The L Word. Oh, really, just one? There are so many good ones. Yes, due to the popularity of the show, and that I'm a dyke, I know you might be thinking "lesbian" - how BORING and unoriginal. ;) Then there's the trio of "like", "lust" and "love". Since "vagina" has been so popular lately, there's even the racier "labia"..
If I were in a less happy place, there would be "lost", "lonely", "limited", "less", "loser"... Fortunately we don't have to worry about those today (I hope - I'm still composing this damn thing, who knows what might pop up?)
I recently met someone with whom I have having a heck of a lot of fun with. It's only been two weeks since we have been communicating privately, but I really do enjoy that time. It's been a really long time since I've had such a shit-eating grin on my face consistently, day after day. Basically since the tryst moved away a year and a half ago (and she was so much more than a tryst, but it's still the safest word to use). So I am enjoying it.
But in the past few days, I have found myself with that "l" word on my tongue. And while I do, already, care deeply about her, it is not only not appropriate to use that word after only two weeks towards her specifically, it also isn't, yet, accurate. But with maturity and hindsight, now, I can see how that word would slip out of my mouth so early on and so easily in my past relationships when I was younger.

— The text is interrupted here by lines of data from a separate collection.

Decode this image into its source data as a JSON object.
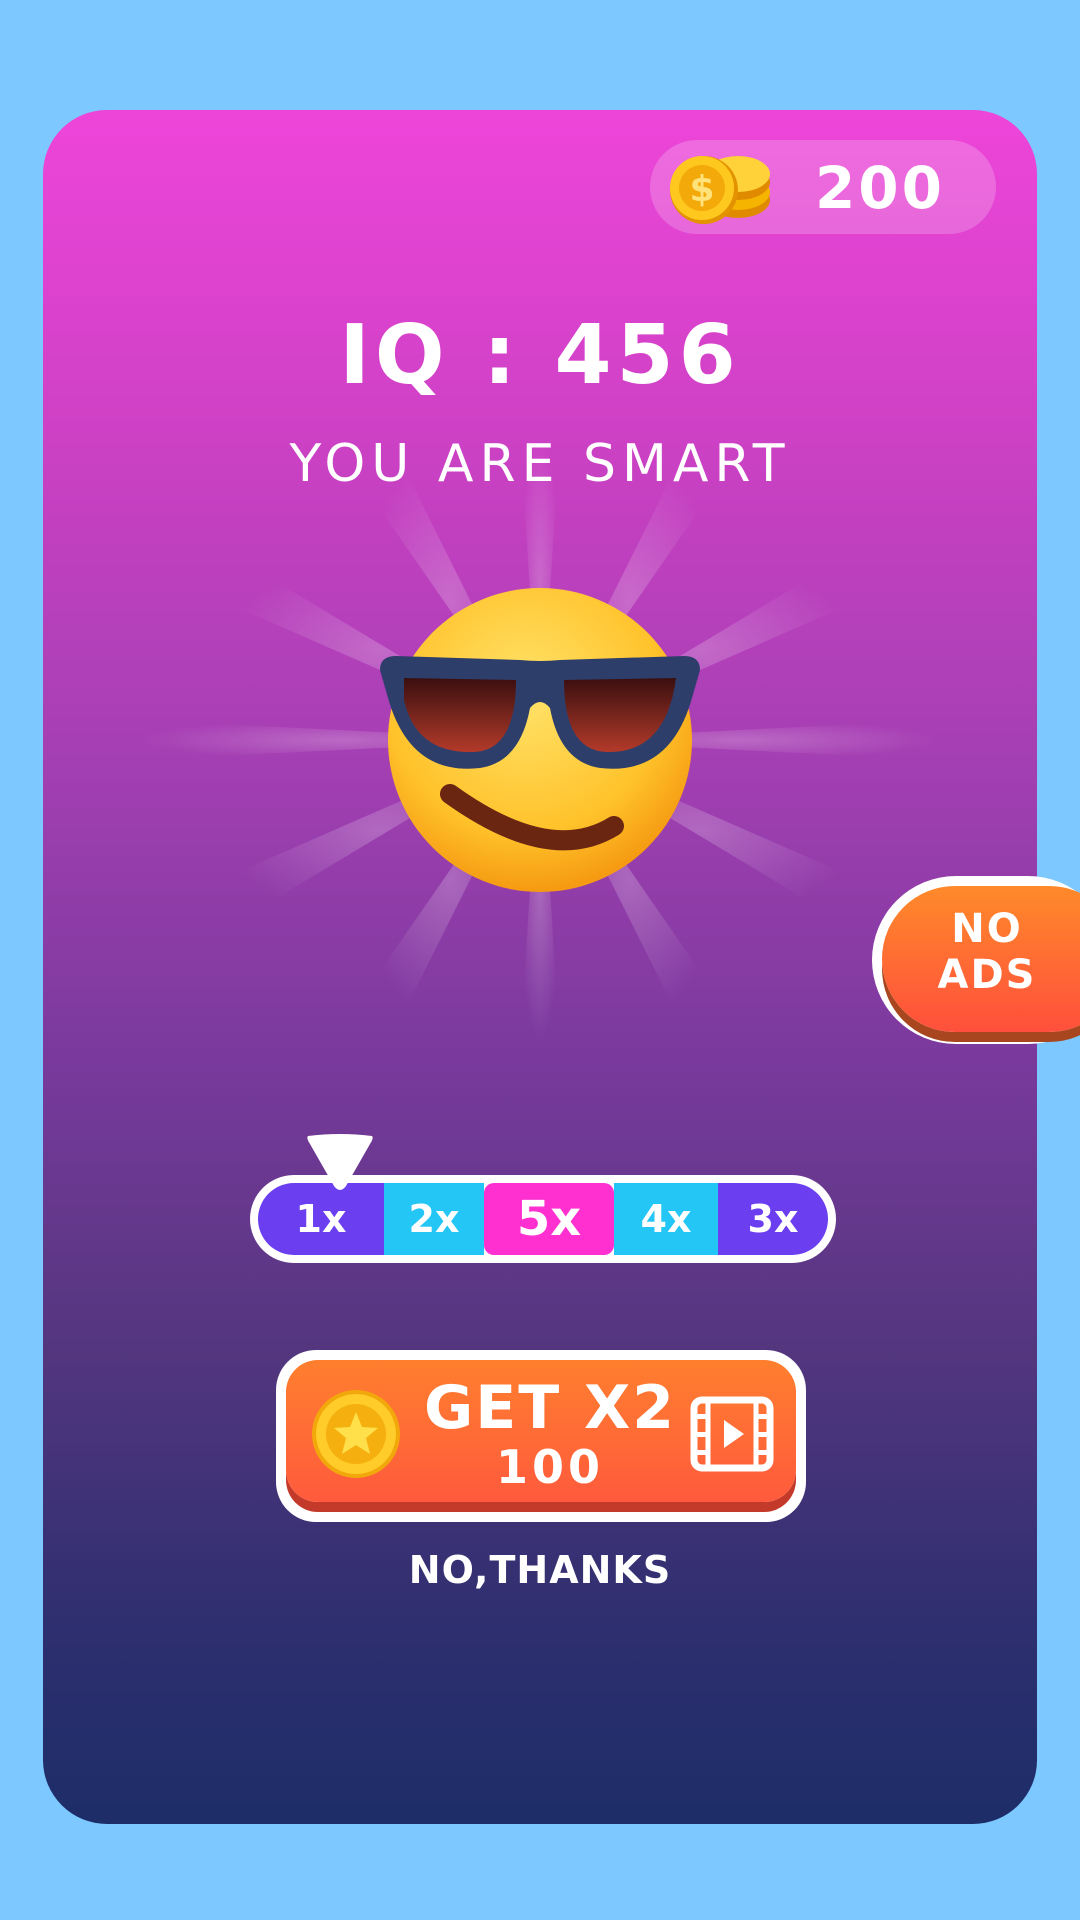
{
  "wallet": {
    "coins": "200",
    "coin_icon": "coin-stack-icon"
  },
  "result": {
    "iq_label": "IQ : 456",
    "message": "YOU ARE SMART",
    "emoji": "smiling-face-with-sunglasses"
  },
  "no_ads": {
    "label_line1": "NO",
    "label_line2": "ADS"
  },
  "multiplier": {
    "segments": [
      {
        "label": "1x",
        "color": "#6b3ff0"
      },
      {
        "label": "2x",
        "color": "#23c6f5"
      },
      {
        "label": "5x",
        "color": "#ff2fd0"
      },
      {
        "label": "4x",
        "color": "#23c6f5"
      },
      {
        "label": "3x",
        "color": "#6b3ff0"
      }
    ],
    "pointer_on": "1x"
  },
  "reward_button": {
    "title": "GET X2",
    "cost": "100",
    "left_icon": "star-coin-icon",
    "right_icon": "video-film-icon"
  },
  "decline": {
    "label": "NO,THANKS"
  },
  "colors": {
    "background": "#7cc8ff",
    "card_top": "#ee45d9",
    "card_bottom": "#1d2d68",
    "button_orange": "#ff6a35"
  }
}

I know, now, that what I love is how she makes me feel. I love the attention. I love feeling special. I love to flirt. I love having this smile on my face so much. I love the cute things she does, including the pictures she sends me. I love that she likes me. I love her honesty. I love how brave she is. How she is willing to take risks. She bares all in so many ways that I would find quite risky myself. I love that she trusts me. I love that she thinks of me. Again, I love how she makes me feel.
And one day, perhaps, all of that will be the foundation to love "her". But it is not the same. And I am glad that I am older and wiser now to understand that. To realize that. To differentiate that. Because, boy, I do love how she makes me feel. But we are still getting to know each other. I know, in reality, just the teeniest pindrop of information about her. We haven't even yet met in person, so I have no idea what she's really like when she wakes up. How grumpy she might get. How pissy she might be that might really annoy me in real life. I get just the tiniest little view into her life, although we do share quite a bit. But I know that I don't really know her. But I do like, a lot, what I do know.

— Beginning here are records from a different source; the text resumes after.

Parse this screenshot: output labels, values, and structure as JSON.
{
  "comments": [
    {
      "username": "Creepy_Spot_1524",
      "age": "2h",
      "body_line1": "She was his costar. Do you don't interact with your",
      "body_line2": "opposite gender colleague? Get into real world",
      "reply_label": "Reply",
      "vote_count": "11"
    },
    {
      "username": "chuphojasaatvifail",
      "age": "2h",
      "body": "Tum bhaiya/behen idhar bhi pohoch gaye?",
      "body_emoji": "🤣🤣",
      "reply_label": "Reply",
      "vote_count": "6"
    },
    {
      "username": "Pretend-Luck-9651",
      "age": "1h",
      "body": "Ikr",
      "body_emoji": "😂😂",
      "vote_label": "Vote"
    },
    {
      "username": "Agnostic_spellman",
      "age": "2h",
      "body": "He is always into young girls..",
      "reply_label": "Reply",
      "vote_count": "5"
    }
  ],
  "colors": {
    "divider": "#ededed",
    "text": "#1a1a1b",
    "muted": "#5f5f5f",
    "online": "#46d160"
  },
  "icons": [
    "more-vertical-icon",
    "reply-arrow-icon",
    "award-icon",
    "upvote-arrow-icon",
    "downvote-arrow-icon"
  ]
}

Having not really been in straight relationships, I can't really speak to what I am about to say with any expertise, but I think lesbians are quite quick - and probably quicker - to RUSH to say "I love you". After all, the classic dyke joke is: "What does a lesbian bring on a second date? A U-Haul". As women (I presume), we are quick to rush in. Quick to create the facade of security and stability, that may or may not be there. As women, generally, we want to nest. Put two women together, and the steps from "just dating" to practically married zip by in the blink of an eye.
But I think we miss a lot when we do that. I think flirting and courtship are fun. I know, in the real world, this relationship with this new person won't really lead anywhere. We live too far away, our lives are very different, and a hundred other reasons I could list off. And in so many ways, that gives me a freedom to it to enjoy whatever it is.
I've tried hard in the last couple of relationships I have had to enjoy the moment, and NOT try to plan too far in advance. With the 10+ year ex, that lasted about a month to maybe six weeks. With the tryst, well, I call her a tryst so as to keep myself in perspective as to what, in the long view of my life in hindsight, she might have been, even though there is a part of me that still thinks she's the "one". I try to keep myself open to the here and now, and enjoy it.
It's harder to do than you might think. But oh, so worth it.